OpenAI, the company behind the chatbot that writes your emails and occasionally hallucinates, has announced plans to sell shares to the public through a US stock listing. On Monday, the AI firm confirmed it made a confidential filing with the SEC to pursue an initial public offering at some unspecified future date.
"We have not decided on timing yet; it may be a while because there are things we want to do that are likely easier as a private company," OpenAI said in a statement, which is corporate speak for "we'll cash out when it feels right." The move had been expected for months, but arrives exactly one week after rival Anthropic - maker of the Claude chatbot - said it too was planning to go public.

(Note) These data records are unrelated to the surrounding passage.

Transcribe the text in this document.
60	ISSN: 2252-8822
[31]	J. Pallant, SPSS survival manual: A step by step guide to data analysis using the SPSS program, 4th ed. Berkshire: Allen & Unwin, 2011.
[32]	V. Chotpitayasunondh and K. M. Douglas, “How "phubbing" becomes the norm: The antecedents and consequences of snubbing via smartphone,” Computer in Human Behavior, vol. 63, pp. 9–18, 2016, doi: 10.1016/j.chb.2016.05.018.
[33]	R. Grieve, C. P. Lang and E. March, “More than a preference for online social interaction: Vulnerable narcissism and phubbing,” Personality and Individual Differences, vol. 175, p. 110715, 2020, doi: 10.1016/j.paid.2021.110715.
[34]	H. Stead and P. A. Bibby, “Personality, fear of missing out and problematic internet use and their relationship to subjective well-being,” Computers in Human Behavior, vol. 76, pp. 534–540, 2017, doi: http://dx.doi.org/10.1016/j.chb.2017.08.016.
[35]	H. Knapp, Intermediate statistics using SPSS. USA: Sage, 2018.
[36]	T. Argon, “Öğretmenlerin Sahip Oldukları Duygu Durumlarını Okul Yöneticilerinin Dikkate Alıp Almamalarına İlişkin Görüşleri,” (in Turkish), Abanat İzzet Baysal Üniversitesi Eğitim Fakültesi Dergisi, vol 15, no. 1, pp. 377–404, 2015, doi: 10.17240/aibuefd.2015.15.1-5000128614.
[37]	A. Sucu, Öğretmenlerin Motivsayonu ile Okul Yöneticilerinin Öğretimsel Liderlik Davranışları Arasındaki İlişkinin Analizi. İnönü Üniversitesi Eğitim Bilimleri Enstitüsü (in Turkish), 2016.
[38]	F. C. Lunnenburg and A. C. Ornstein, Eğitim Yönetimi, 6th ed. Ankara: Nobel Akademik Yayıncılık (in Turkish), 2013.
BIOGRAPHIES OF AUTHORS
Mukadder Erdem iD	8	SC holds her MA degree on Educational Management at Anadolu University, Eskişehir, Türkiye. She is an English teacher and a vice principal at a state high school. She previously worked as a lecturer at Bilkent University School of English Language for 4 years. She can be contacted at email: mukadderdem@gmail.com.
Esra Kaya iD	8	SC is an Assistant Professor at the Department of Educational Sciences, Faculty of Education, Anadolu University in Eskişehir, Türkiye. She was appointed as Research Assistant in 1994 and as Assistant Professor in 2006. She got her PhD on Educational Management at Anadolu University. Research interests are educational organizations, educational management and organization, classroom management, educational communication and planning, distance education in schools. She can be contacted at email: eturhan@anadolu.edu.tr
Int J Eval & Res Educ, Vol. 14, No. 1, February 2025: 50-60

Both companies are following SpaceX, the Elon Musk venture set to debut on the Nasdaq on Friday at a price per share valuing the company at $1.75 trillion (£1.3 trillion). But OpenAI and Anthropic are more focused on AI, having been fierce rivals ever since Dario Amodei co-founded Anthropic five years ago after leaving OpenAI over disagreements with CEO Sam Altman. Today, they compete for users, corporate customers, and investors, with private valuations inching toward $1 trillion. OpenAI's most recent private valuation hit $852 billion; Anthropic's reached $965 billion.
The companies now race to see who debuts on the public stock market first - though neither has specified when. Just last week, Altman told CNBC he was in no rush, saying he'd go public "when it makes sense." On Monday, OpenAI revealed its IPO plans because, as the company noted, "we expect it to leak." Having filed paperwork with the SEC, OpenAI now has "the option to go public sooner if that ends up being best."
For OpenAI, Anthropic, and SpaceX - which also owns the controversial chatbot Grok - going public is likely to unlock billions in capital. That's handy, because running an AI company is expensive: OpenAI's compute costs - the infrastructure and processing power needed to build, train, and run chatbots - are estimated at over $100 billion a year, while its revenue is a fraction of that. SpaceX is also far from profitable. Anthropic, however, has told investors it expects to turn a profit in the first half of this year, as sales of Claude and related services have grown significantly. After going public, each company will have to share quarterly accounting of its business performance - a level of transparency that might be more terrifying than any AI apocalypse.